Remember your database courses in which the professor explained how databases can hold large amounts of data so the design should make several considerations to enable proper querying, maintenance, and handling of data?
Well, welcome to the real world.
Back in the university practices, courses, heck even investigations, the concept or handling of a large database was distant. Even then large was a rather ambiguous concept.
Here in the real world I've had some curious experiences with large databases... say.. tables with more than 20 million registers?
Here are some considerations you must take and facts you probably had not heard of before... hey, at least I know I hadn't prior to this.
**Please note the considerations below apply to C# and SQL Server implementations
Error:
Timeout expired. The timeout period elapsed prior to completion of the operation or the server is not responding.
At first you may not run into this problem as probably you may not start working in a already highly populated database.
However, time will only enable database growth and it's just a matter of time for your SQL queries to present this issue everywhere, as long as the database growth is exponential or completely random.
Luckily, this error is well documented on the web. The solution I've found to be the easiest to implement is as follows.
If you, like me are using SqlCommand to perform SQL operations from C#, just modify the SqlCommand.timeout attribute.
As indicated in the link this refers to "the time in seconds to wait for the command to execute, the default is 30 seconds", which in the example explained above (20 million registers and increasing...) just doesn't cut it.
There is a max size for SQL Server Primary Keys
This may be a non-brainer if thought through, as it's a well known best practice to keep primary keys and database indexing as simple as possible.
But it is worth mentioning as a curiosity as... oh well, it happens.
SQLType smalldatetime and C# DateTime are not friends?

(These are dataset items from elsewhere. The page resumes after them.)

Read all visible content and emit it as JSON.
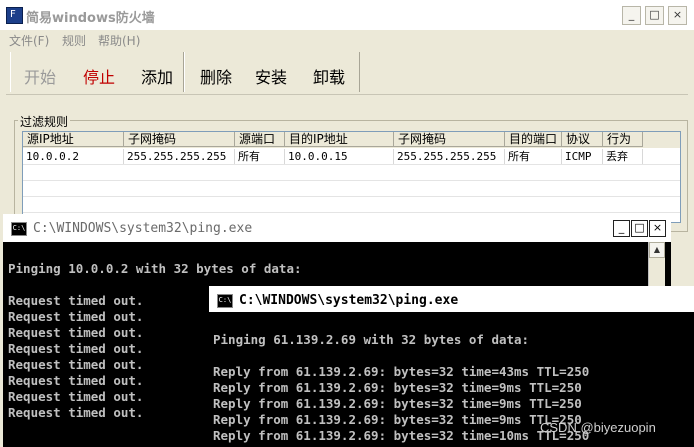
{
  "main_window": {
    "title": "简易windows防火墙",
    "title_buttons": {
      "minimize": "_",
      "maximize": "□",
      "close": "×"
    },
    "menu": [
      "文件(F)",
      "规则",
      "帮助(H)"
    ],
    "toolbar": {
      "start": "开始",
      "stop": "停止",
      "add": "添加",
      "delete": "删除",
      "install": "安装",
      "uninstall": "卸载"
    },
    "filter_group_label": "过滤规则",
    "columns": [
      "源IP地址",
      "子网掩码",
      "源端口",
      "目的IP地址",
      "子网掩码",
      "目的端口",
      "协议",
      "行为"
    ],
    "rows": [
      [
        "10.0.0.2",
        "255.255.255.255",
        "所有",
        "10.0.0.15",
        "255.255.255.255",
        "所有",
        "ICMP",
        "丢弃"
      ]
    ]
  },
  "console_back": {
    "title": "C:\\WINDOWS\\system32\\ping.exe",
    "buttons": {
      "minimize": "_",
      "maximize": "□",
      "close": "×"
    },
    "lines": [
      "Pinging 10.0.0.2 with 32 bytes of data:",
      "",
      "Request timed out.",
      "Request timed out.",
      "Request timed out.",
      "Request timed out.",
      "Request timed out.",
      "Request timed out.",
      "Request timed out.",
      "Request timed out."
    ]
  },
  "console_front": {
    "title": "C:\\WINDOWS\\system32\\ping.exe",
    "lines": [
      "Pinging 61.139.2.69 with 32 bytes of data:",
      "",
      "Reply from 61.139.2.69: bytes=32 time=43ms TTL=250",
      "Reply from 61.139.2.69: bytes=32 time=9ms TTL=250",
      "Reply from 61.139.2.69: bytes=32 time=9ms TTL=250",
      "Reply from 61.139.2.69: bytes=32 time=9ms TTL=250",
      "Reply from 61.139.2.69: bytes=32 time=10ms TTL=250"
    ]
  },
  "watermark": "CSDN @biyezuopin",
  "colors": {
    "stop_button": "#c00000",
    "disabled_text": "#8a8a8a",
    "console_text": "#c0c0c0"
  }
}
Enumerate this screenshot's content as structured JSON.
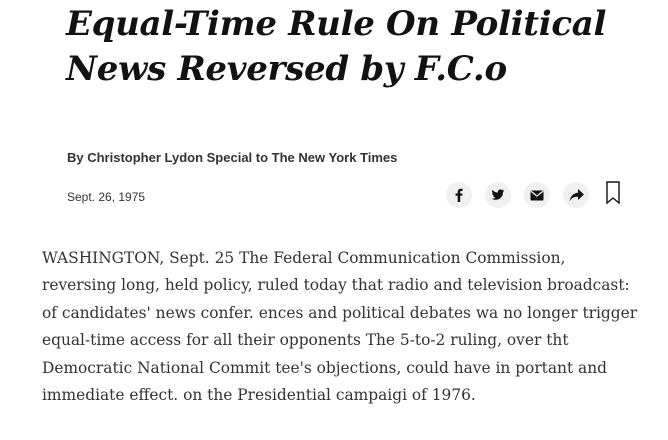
{
  "article": {
    "headline": "Equal-Time Rule On Political News Reversed by F.C.o",
    "byline": "By Christopher Lydon Special to The New York Times",
    "date": "Sept. 26, 1975",
    "body": "WASHINGTON, Sept. 25 The Federal Communication Commission, reversing long, held policy, ruled today that radio and television broadcast: of candidates' news confer. ences and political debates wa no longer trigger equal-time access for all their opponents The 5-to-2 ruling, over tht Democratic National Commit tee's objections, could have in portant and immediate effect. on the Presidential campaigi of 1976."
  },
  "share_tools": {
    "icons": [
      "facebook-icon",
      "twitter-icon",
      "email-icon",
      "share-arrow-icon",
      "bookmark-icon"
    ],
    "button_bg": "#f0f0f0",
    "icon_color": "#121212"
  }
}
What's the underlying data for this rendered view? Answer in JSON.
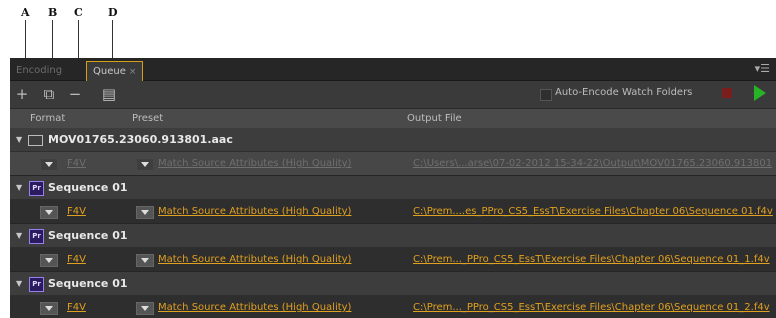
{
  "callouts": [
    "A",
    "B",
    "C",
    "D"
  ],
  "tabs": {
    "encoding": "Encoding",
    "queue": "Queue",
    "close": "×",
    "menu": "▾☰"
  },
  "toolbar": {
    "add": "+",
    "duplicate": "⧉",
    "remove": "−",
    "settings": "▤",
    "auto_encode_label": "Auto-Encode Watch Folders"
  },
  "columns": {
    "format": "Format",
    "preset": "Preset",
    "output": "Output File"
  },
  "items": [
    {
      "name": "MOV01765.23060.913801.aac",
      "format": "F4V",
      "preset": "Match Source Attributes (High Quality)",
      "output": "C:\\Users\\...arse\\07-02-2012 15-34-22\\Output\\MOV01765.23060.913801"
    },
    {
      "name": "Sequence 01",
      "icon": "Pr",
      "format": "F4V",
      "preset": "Match Source Attributes (High Quality)",
      "output": "C:\\Prem....es_PPro_CS5_EssT\\Exercise Files\\Chapter 06\\Sequence 01.f4v"
    },
    {
      "name": "Sequence 01",
      "icon": "Pr",
      "format": "F4V",
      "preset": "Match Source Attributes (High Quality)",
      "output": "C:\\Prem..._PPro_CS5_EssT\\Exercise Files\\Chapter 06\\Sequence 01_1.f4v"
    },
    {
      "name": "Sequence 01",
      "icon": "Pr",
      "format": "F4V",
      "preset": "Match Source Attributes (High Quality)",
      "output": "C:\\Prem..._PPro_CS5_EssT\\Exercise Files\\Chapter 06\\Sequence 01_2.f4v"
    }
  ]
}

To be honest I'm not really sure on this one yet, but somehow it has happened. An explanation is still pending, and even though this is not really a large database issue, I'll mention it in case it happens.
It's a common scenario, there is a table with some date stored as a smalldate, you retrieve the smalldate value from the database and store it in a C# DateTime variable. Maybe you later use the DateTime variable for another query... and BAM!
Error: smalldatetime time type can not be transferred to string
Curious as it is, this error appeared in queries created by appending the parameters to create the string. If this explanation is not clear, instead of using sqlCommand, picture:
DateTime randomDate = "22/10/2012 00:00:00"
String query = "SELECT * FROM TABLEA WHERE DATE = '" + randomDate + "';";
For whatever reason, suddenly the date you just picked up from the database is no longer a valid value for the same database. And no standard "google results" solution solves the issue.
The most common suggestion was to use either a SQL CONVERT(...) or CAST(...), but this ended up with the same error.
A working solution is to change your query implementation to sqlCommand, however this may prove rather tedious if the application is not constructing the queries in this format already.
The solution I found to be both working and simple was to create a method to perform the DateTime to String conversion to a SQL date recognized format. The method is not required, however using a single method through which perform the formatting ensures consistency.
public String dateTimeToString( DateTime date) {
return String.Format("{0:M/d/yyyy HH:mm:ss}", date);
}
DateTime randomDate = "22/10/2012 00:00:00"
String query = "SELECT * FROM TABLEA WHERE DATE = '" + dateTimeToString(randomDate) + "';";
That's all I wanted to share with you for today.
Entry dismissed.
Time out error, it sounds familiar to me.